Este post podría haber sido una crónica de la noche Minus en el BAM pero después de comprobar que casi todas las personas con las que hablé iban -ellos, y también sus amigos-, se me quitaron las ganas ante la previsible aglomeración. Así que en lugar de celebrar las fiestas de mi ciudad, Barcelona, acabé el libro Odio Barcelona (Melusina), doce ensayos de autores nacidos después de 1975 que rajan de su ciudad con más o menos salero. Hay varios que no he leído, o mejor dicho, he abandonado, por lo pretencioso de algunas redacciones, como si hacerlo demasiado difícil u original diera más peso a su opinión. Son estilos, más particulares cuanto más quieren dejar claro que se distinguen del vulgo, pero da pereza. Apenas son un par de excepciones, el conjunto es muy entretenido y con ideas ciertamente brillantes que alegra compartir.
Para Carol París, Barcelona vive “en el suplemento de la Barcelona por venir; aquella que sigue quejándose, expectorando y siempre expectante de algo mejor”. Llucia Ramis se refiere a ella como marca, prostituída desde que se hizo un nombre, “Barcelona no sólo se vende, sino que además, se sabe vender”. Óscar Gual propone un ejercicio divertido, un formulario de entrada a la ciudad que plantea preguntas como ésta:
¿Cuánto modifica la torre Agbar de Jean Nouvel el skyline de la ciudad?
a) Lo modifica de una forma tan ligera como agradable, con el tiempo nos acostumbraremos a su presencia, como a la de la Sagrada Família.
b) Lo modifica tanto como las Cuatro Torres de La Castellana modifican el skyline de Madrid.

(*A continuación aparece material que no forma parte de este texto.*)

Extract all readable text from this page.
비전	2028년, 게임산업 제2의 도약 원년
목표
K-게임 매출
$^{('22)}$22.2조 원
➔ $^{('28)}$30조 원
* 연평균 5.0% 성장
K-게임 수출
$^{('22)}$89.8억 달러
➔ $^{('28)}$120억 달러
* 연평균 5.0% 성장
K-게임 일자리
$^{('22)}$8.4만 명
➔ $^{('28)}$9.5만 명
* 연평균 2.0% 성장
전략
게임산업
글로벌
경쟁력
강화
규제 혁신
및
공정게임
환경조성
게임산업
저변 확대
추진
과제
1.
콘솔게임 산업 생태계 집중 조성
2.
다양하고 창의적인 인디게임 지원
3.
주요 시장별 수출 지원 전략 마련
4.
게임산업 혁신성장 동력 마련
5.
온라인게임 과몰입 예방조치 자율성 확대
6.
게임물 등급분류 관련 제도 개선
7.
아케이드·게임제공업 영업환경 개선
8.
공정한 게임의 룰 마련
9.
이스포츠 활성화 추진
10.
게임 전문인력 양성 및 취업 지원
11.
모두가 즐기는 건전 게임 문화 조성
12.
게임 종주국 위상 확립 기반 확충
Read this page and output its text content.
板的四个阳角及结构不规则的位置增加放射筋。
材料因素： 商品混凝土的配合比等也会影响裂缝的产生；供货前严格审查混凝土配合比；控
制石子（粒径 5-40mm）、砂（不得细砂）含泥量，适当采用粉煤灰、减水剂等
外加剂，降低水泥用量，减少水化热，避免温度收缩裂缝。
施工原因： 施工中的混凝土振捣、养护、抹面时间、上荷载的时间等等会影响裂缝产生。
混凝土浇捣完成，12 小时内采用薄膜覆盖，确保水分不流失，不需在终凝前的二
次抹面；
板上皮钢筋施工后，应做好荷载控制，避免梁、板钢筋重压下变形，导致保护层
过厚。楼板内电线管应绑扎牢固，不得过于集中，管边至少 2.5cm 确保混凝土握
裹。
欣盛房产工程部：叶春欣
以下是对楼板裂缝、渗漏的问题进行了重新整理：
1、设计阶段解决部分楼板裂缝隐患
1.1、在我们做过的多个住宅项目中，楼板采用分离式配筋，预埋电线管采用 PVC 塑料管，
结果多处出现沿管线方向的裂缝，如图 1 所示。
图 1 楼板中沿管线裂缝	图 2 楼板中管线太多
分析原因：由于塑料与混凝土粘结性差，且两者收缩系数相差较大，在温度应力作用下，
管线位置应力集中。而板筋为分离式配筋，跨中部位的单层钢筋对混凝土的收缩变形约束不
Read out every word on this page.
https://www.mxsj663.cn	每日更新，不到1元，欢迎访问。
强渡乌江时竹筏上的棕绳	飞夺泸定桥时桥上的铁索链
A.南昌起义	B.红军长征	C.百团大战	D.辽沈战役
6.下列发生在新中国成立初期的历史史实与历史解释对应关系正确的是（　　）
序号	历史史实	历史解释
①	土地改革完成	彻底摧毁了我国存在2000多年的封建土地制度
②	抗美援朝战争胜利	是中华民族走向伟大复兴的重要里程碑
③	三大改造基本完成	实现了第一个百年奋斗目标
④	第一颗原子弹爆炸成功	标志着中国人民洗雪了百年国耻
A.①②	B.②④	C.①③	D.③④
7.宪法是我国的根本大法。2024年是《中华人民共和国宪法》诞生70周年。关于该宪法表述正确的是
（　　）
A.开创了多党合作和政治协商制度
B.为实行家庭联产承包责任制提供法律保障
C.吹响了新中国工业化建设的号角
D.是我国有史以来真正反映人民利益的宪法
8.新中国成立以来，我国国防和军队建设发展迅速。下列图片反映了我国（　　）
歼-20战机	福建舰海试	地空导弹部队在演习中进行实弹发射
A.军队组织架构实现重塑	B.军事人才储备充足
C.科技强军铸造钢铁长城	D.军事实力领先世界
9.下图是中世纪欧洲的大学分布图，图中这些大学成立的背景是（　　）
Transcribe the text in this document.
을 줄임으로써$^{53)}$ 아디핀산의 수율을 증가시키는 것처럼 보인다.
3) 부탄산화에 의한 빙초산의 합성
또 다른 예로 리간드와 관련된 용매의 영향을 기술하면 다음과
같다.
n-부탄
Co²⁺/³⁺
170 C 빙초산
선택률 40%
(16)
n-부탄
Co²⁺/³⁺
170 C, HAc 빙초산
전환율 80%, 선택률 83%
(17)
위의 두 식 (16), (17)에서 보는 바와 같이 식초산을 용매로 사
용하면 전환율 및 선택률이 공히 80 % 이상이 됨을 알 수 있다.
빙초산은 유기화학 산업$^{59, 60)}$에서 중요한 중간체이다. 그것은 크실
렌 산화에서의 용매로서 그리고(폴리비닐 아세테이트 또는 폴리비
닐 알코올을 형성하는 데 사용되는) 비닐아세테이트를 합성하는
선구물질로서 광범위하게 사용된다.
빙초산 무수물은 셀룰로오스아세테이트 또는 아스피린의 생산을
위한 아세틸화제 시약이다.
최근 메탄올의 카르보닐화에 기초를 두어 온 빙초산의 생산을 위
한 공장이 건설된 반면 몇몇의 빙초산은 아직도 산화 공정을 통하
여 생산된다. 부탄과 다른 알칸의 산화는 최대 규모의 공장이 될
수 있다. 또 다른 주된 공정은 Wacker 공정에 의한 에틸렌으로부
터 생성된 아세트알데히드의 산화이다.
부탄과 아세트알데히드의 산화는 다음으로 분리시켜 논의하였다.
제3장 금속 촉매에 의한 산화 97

c) Lo modifica en un 32,4 %.
Philipp Engel se pregunta: “¿Qué hago yo aquí? o ¿En qué maldito momento de mi vida decidí que esta ciudad había de convertirse en el sarcófago tallado con las muescas de mi dolorosa educación sentimental? Faraón del absurdo, enterrado vivo con todas mis cosas. Esperando que al final todo tenga algún tipo de sentido. Drama. Drama con mayúsculas.” Javier Blánquez, viejo conocido de la prensa musical, se enciende con “la comunidad de los desarrapados que pretenden convertir la ciudad en un enclave medievalizado en el que se funciona por el trueque y la limosna, en el que se lleva la holganza, la precariedad y el vivir tirado”. Y añade: “Ni siquiera es culto dionisíaco al buen vivir ni un estilo alternativo de encajar en la sociedad […], pues se puede ser Dionisio duchándose cada día, trabajando con disciplina y pagando impuestos, sino un manchurrón humano en la civitas que era menor hasta que se instaló entre nosotros esa pérfida influencia que responde al nombre de Manu Chao”.
También me gusta la visión de Lucía Lijtmaer, que divide su espacio en fragmentos independientes. Uno de ellos dice así:
“En Barcelona ya nadie usa la palabra extrarradio, se habla de periferia urbana. Aún así nadie sabe situar la periferia urbana. No es Santa Coloma. Definitivamente, no es Hospitalet de Llobregat. Ni Sant Boi. Son demasiado importantes ya.
Hay una exposición en el Centro de Cultura Contemporánea sobre la periferia urbana de Brasil. Los jóvenes intelectuales van a esa exposición”.
Agustín Fernández Mallo, gallego, presta su máquina de escribir para que los ciudadanos digan la suya:
“Odio Barcelona porque odia al resto del mundo, pero Barcelona también es el mundo. No lo entiendo”.
“Odio Barcelona porque el centro es muy cuadriculado. Es ajedrez, preferiría que fueran las damas”.
“Odio Barcelona porque son tan fachas que quitan las corridas de toros”.
“Odio Barcelona porque todo está legislado”.
Si me hubiera preguntado diría que odio Barcelona porque lo mejor de esta ciudad es el clima y la comida.